First of all, considering this is a re-release, I suppose a smidgeon of history is in order. Eric The Red was originally released in 2003 as the band's second full-length effort. It apparently garnered enough positive reaction from folks to win the lofty “best album from Faeroes” award- Faeroes being a small pack of islands in the North Atlantic, near Iceland, and obviously where the members of Tyr choose to sit around the hearthstone. The re-release features new artwork and two cuts previously only available on the band's first demo released in 2000.
The album actually starts off on a positive note with the pirate sea-chantey, “The Edge”. It’s a solid tune with a fairly heavy guitar pattern and nice noodling leads. The chorus is catchy as hell and features some fine vocal layering, an element that’s definitely repeated throughout the album. Unfortunately, things fall south almost immediately thereafter. Track two, “Regin Smidur”, starts off with an almost Japanese flare to the drumming, but the bulk of the tune passes by quieter than a ninja in Steven Sagals’ living room. The guitars are thin and lack the sort of complexity I was sincerely hoping this record would deliver (there are two guitarist in the band, for fucks’ sake USE them). In fact, if you’re hoping to hear some metal, you’ll have to wait until 5-minutes into the fifth track before things turn back to any sort of ‘heavy’ riff pattern. And although the album's production is damn fine, it does nothing but accentuate the overall cleanliness of the album. My God, this album is too damned clean. Everything about Eric The Red shines shinier than the shiniest sheen - the guitars, the vocals, everything. There’s no gristle to sink your fangs into…no meat.

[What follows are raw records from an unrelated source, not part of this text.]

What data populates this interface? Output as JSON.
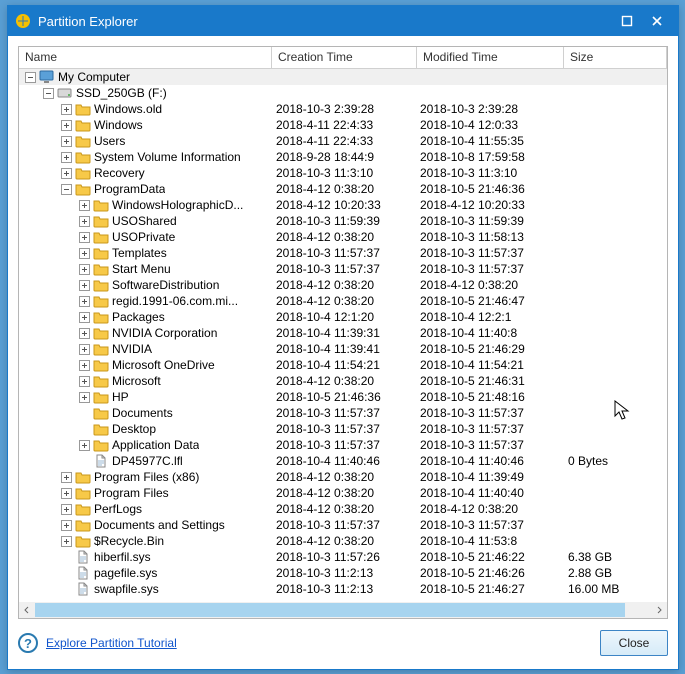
{
  "window": {
    "title": "Partition Explorer"
  },
  "columns": {
    "name": "Name",
    "ctime": "Creation Time",
    "mtime": "Modified Time",
    "size": "Size"
  },
  "footer": {
    "tutorial": "Explore Partition Tutorial",
    "close": "Close"
  },
  "rows": [
    {
      "depth": 0,
      "exp": "minus",
      "icon": "computer",
      "name": "My Computer",
      "ctime": "",
      "mtime": "",
      "size": "",
      "root": true
    },
    {
      "depth": 1,
      "exp": "minus",
      "icon": "disk",
      "name": "SSD_250GB (F:)",
      "ctime": "",
      "mtime": "",
      "size": ""
    },
    {
      "depth": 2,
      "exp": "plus",
      "icon": "folder",
      "name": "Windows.old",
      "ctime": "2018-10-3 2:39:28",
      "mtime": "2018-10-3 2:39:28",
      "size": ""
    },
    {
      "depth": 2,
      "exp": "plus",
      "icon": "folder",
      "name": "Windows",
      "ctime": "2018-4-11 22:4:33",
      "mtime": "2018-10-4 12:0:33",
      "size": ""
    },
    {
      "depth": 2,
      "exp": "plus",
      "icon": "folder",
      "name": "Users",
      "ctime": "2018-4-11 22:4:33",
      "mtime": "2018-10-4 11:55:35",
      "size": ""
    },
    {
      "depth": 2,
      "exp": "plus",
      "icon": "folder",
      "name": "System Volume Information",
      "ctime": "2018-9-28 18:44:9",
      "mtime": "2018-10-8 17:59:58",
      "size": ""
    },
    {
      "depth": 2,
      "exp": "plus",
      "icon": "folder",
      "name": "Recovery",
      "ctime": "2018-10-3 11:3:10",
      "mtime": "2018-10-3 11:3:10",
      "size": ""
    },
    {
      "depth": 2,
      "exp": "minus",
      "icon": "folder",
      "name": "ProgramData",
      "ctime": "2018-4-12 0:38:20",
      "mtime": "2018-10-5 21:46:36",
      "size": ""
    },
    {
      "depth": 3,
      "exp": "plus",
      "icon": "folder",
      "name": "WindowsHolographicD...",
      "ctime": "2018-4-12 10:20:33",
      "mtime": "2018-4-12 10:20:33",
      "size": ""
    },
    {
      "depth": 3,
      "exp": "plus",
      "icon": "folder",
      "name": "USOShared",
      "ctime": "2018-10-3 11:59:39",
      "mtime": "2018-10-3 11:59:39",
      "size": ""
    },
    {
      "depth": 3,
      "exp": "plus",
      "icon": "folder",
      "name": "USOPrivate",
      "ctime": "2018-4-12 0:38:20",
      "mtime": "2018-10-3 11:58:13",
      "size": ""
    },
    {
      "depth": 3,
      "exp": "plus",
      "icon": "folder",
      "name": "Templates",
      "ctime": "2018-10-3 11:57:37",
      "mtime": "2018-10-3 11:57:37",
      "size": ""
    },
    {
      "depth": 3,
      "exp": "plus",
      "icon": "folder",
      "name": "Start Menu",
      "ctime": "2018-10-3 11:57:37",
      "mtime": "2018-10-3 11:57:37",
      "size": ""
    },
    {
      "depth": 3,
      "exp": "plus",
      "icon": "folder",
      "name": "SoftwareDistribution",
      "ctime": "2018-4-12 0:38:20",
      "mtime": "2018-4-12 0:38:20",
      "size": ""
    },
    {
      "depth": 3,
      "exp": "plus",
      "icon": "folder",
      "name": "regid.1991-06.com.mi...",
      "ctime": "2018-4-12 0:38:20",
      "mtime": "2018-10-5 21:46:47",
      "size": ""
    },
    {
      "depth": 3,
      "exp": "plus",
      "icon": "folder",
      "name": "Packages",
      "ctime": "2018-10-4 12:1:20",
      "mtime": "2018-10-4 12:2:1",
      "size": ""
    },
    {
      "depth": 3,
      "exp": "plus",
      "icon": "folder",
      "name": "NVIDIA Corporation",
      "ctime": "2018-10-4 11:39:31",
      "mtime": "2018-10-4 11:40:8",
      "size": ""
    },
    {
      "depth": 3,
      "exp": "plus",
      "icon": "folder",
      "name": "NVIDIA",
      "ctime": "2018-10-4 11:39:41",
      "mtime": "2018-10-5 21:46:29",
      "size": ""
    },
    {
      "depth": 3,
      "exp": "plus",
      "icon": "folder",
      "name": "Microsoft OneDrive",
      "ctime": "2018-10-4 11:54:21",
      "mtime": "2018-10-4 11:54:21",
      "size": ""
    },
    {
      "depth": 3,
      "exp": "plus",
      "icon": "folder",
      "name": "Microsoft",
      "ctime": "2018-4-12 0:38:20",
      "mtime": "2018-10-5 21:46:31",
      "size": ""
    },
    {
      "depth": 3,
      "exp": "plus",
      "icon": "folder",
      "name": "HP",
      "ctime": "2018-10-5 21:46:36",
      "mtime": "2018-10-5 21:48:16",
      "size": ""
    },
    {
      "depth": 3,
      "exp": "none",
      "icon": "folder",
      "name": "Documents",
      "ctime": "2018-10-3 11:57:37",
      "mtime": "2018-10-3 11:57:37",
      "size": ""
    },
    {
      "depth": 3,
      "exp": "none",
      "icon": "folder",
      "name": "Desktop",
      "ctime": "2018-10-3 11:57:37",
      "mtime": "2018-10-3 11:57:37",
      "size": ""
    },
    {
      "depth": 3,
      "exp": "plus",
      "icon": "folder",
      "name": "Application Data",
      "ctime": "2018-10-3 11:57:37",
      "mtime": "2018-10-3 11:57:37",
      "size": ""
    },
    {
      "depth": 3,
      "exp": "none",
      "icon": "file",
      "name": "DP45977C.lfl",
      "ctime": "2018-10-4 11:40:46",
      "mtime": "2018-10-4 11:40:46",
      "size": "0 Bytes"
    },
    {
      "depth": 2,
      "exp": "plus",
      "icon": "folder",
      "name": "Program Files (x86)",
      "ctime": "2018-4-12 0:38:20",
      "mtime": "2018-10-4 11:39:49",
      "size": ""
    },
    {
      "depth": 2,
      "exp": "plus",
      "icon": "folder",
      "name": "Program Files",
      "ctime": "2018-4-12 0:38:20",
      "mtime": "2018-10-4 11:40:40",
      "size": ""
    },
    {
      "depth": 2,
      "exp": "plus",
      "icon": "folder",
      "name": "PerfLogs",
      "ctime": "2018-4-12 0:38:20",
      "mtime": "2018-4-12 0:38:20",
      "size": ""
    },
    {
      "depth": 2,
      "exp": "plus",
      "icon": "folder",
      "name": "Documents and Settings",
      "ctime": "2018-10-3 11:57:37",
      "mtime": "2018-10-3 11:57:37",
      "size": ""
    },
    {
      "depth": 2,
      "exp": "plus",
      "icon": "folder",
      "name": "$Recycle.Bin",
      "ctime": "2018-4-12 0:38:20",
      "mtime": "2018-10-4 11:53:8",
      "size": ""
    },
    {
      "depth": 2,
      "exp": "none",
      "icon": "file",
      "name": "hiberfil.sys",
      "ctime": "2018-10-3 11:57:26",
      "mtime": "2018-10-5 21:46:22",
      "size": "6.38 GB"
    },
    {
      "depth": 2,
      "exp": "none",
      "icon": "file",
      "name": "pagefile.sys",
      "ctime": "2018-10-3 11:2:13",
      "mtime": "2018-10-5 21:46:26",
      "size": "2.88 GB"
    },
    {
      "depth": 2,
      "exp": "none",
      "icon": "file",
      "name": "swapfile.sys",
      "ctime": "2018-10-3 11:2:13",
      "mtime": "2018-10-5 21:46:27",
      "size": "16.00 MB"
    }
  ]
}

Trust me on this one folks, the cleanliness of this album would make Alan Parsons hard for a fucking month.
To me, Tyr is the type of band your parents might recommend to you because they heard someone on NPR talking about how interesting the band is because they meld traditional Nordic music with what they think is metal. Sorta like what happened with Scotland’s answer to Tyr, Wolfstone. My only hope is that people don’t find this record filed in the metal section of a record store. While I admit there are moments when the music found on this album share elements with the lightest of light metal, Eric The Red is definitely better suited for non-metal moods. I’d recommend you wait for the new Enslaved.